Danach wiederholt sich die Begegnung zwischen Gott und dem Satan. Wieder lobt Gott die Gottesfürchtigkeit Hiobs. Der Satan gibt sich aber damit noch nicht zufrieden. „Du wirst sehen, wenn du ihm die Gesundheit nimmst, dann ist es aus mit seiner Liebe zu dir.“ Auch diesmal ist Gott von der Liebe Hiobs zu seinem Schöpfer fest überzeugt und er erlaubt dem Satan, dass er ihm alle Krankheiten schicken darf, nur das Leben darf er ihn nicht nehmen.
Diese Geschichte wird am Anfang des Hiob-Buches in zwei kurzen Kapiteln erzählt. Dann folgen 35 Kapitel, welche die Gespräche von Hiob mit seinen Freunden wiedergeben. Grob zusammengefasst besteht der Grundtenor der Freunde darin, dass sein Leid eine Strafe Gottes ist und dass Hiob doch endlich seine Schuld eingestehen soll. Aber Hiob denkt nicht daran. Wir hören eine Antwort Hiobs auf die Vorhaltungen seiner Freunde. Sie steht im 23. Kapitel.

Hiob sagte:

2 »Auch heute muss ich bitter klagen, schwer lastet Gottes Hand auf mir, ich kann nur noch stöhnen! 3Wenn ich doch wüsste, wo ich ihn finden könnte und wie ich zu seinem Thron gelange!
4 Ich würde ihm meinen Fall darlegen und alle Gründe nennen, die zu meinen Gunsten sprechen!
5 Ich wollte wissen, was er mir zur Antwort gibt, und verstehen, was er mir dann sagt. 6Würde er wohl alle Kraft aufbieten, um mit mir zu streiten? Nein! Er würde mir Beachtung schenken! 7So könnte ich meine Unschuld beweisen, und Gott würde mich endgültig freisprechen.
8 Doch ich kann ihn nirgends finden! Ich habe ihn im Osten gesucht – er ist nicht dort, und auch im Westen entdecke ich ihn nicht. 9Wirkt er im Norden, oder wendet er sich zum Süden hin, sehe ich doch keine Spur von ihm; nirgends ist er zu erblicken!
10 Doch er kennt meinen Weg genau; wenn er mich prüfte, wäre ich rein wie Gold. 11Unbeirrbar bin ich dem Weg gefolgt, den er mir zeigte, niemals bin ich von ihm abgeirrt. 12Ich habe seine Gebote nicht übertreten; seine Befehle zu beachten war mir wichtiger als das tägliche Brot.
13 Aber Gott allein ist der Herr. Was er sich vornimmt, das tut er auch, und niemand bringt ihn davon ab. 14So wird er ausführen, was er über mich beschlossen hat; und dieser Plan ist nur einer von vielen, die er bereithält.
15 Darum habe ich Angst vor ihm; wenn ich darüber nachdenke, packt mich die Furcht! 16Ja, Gott hat mir jeden Mut genommen; der Gewaltige versetzt mich in Angst und Schrecken!
17 Doch die Dunkelheit, diese tiefe Finsternis, die mich jetzt bedeckt bringt mich nicht zum Schweigen.«

Welch gewaltige Worte, welche Lyrik. Nicht umsonst gehört das Hiob-Buch allein schon wegen seiner Poesie zu den Hauptwerken der Weltliteratur. Wer die Sprachgewalt noch eindrucksvoller erleben will, kann gerne auf die Luther-Übersetzung zurückgreifen. Aus Gründen der besseren Verständlichkeit habe ich aus der Übersetzung „Hoffnung für Alle“ vorgelesen.

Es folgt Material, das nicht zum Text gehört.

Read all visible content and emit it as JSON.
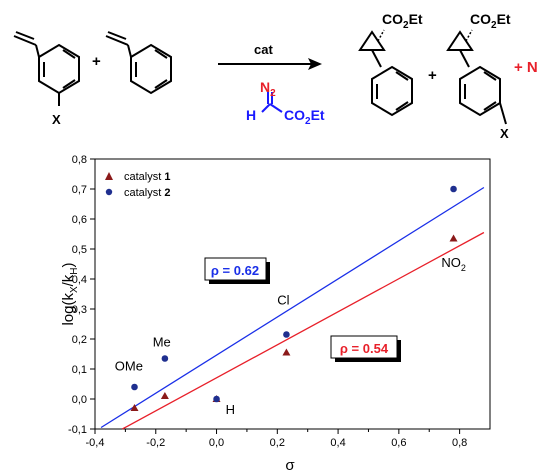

Aber nun zu dem Text selbst. Wie soll man mit der Antwort Hiobs umgehen? Kann man sie denn so stehen lassen? Für das was mir zugestoßen ist, bin ich nicht schuld. Und ich könnte es Gott auch beweisen. Wenn es zur Gerichtsverhandlung käme, müsste er mich freisprechen. Aber, und das ist das zweite große Problem, ich kann ihn nicht erreichen, ich finde ihn nicht. Egal ob ich nach Osten oder Westen, nach Norden oder Süden gehe, nirgends ist er.

Sind wir frei von Sünden? Vor wenigen Minuten haben wir noch unsere Schuld bekannt. War Hiob frei von Schuld? Im Sinne unserer Geschichte: ja. Dazu eine kleine Geschichte aus meiner Kindheit.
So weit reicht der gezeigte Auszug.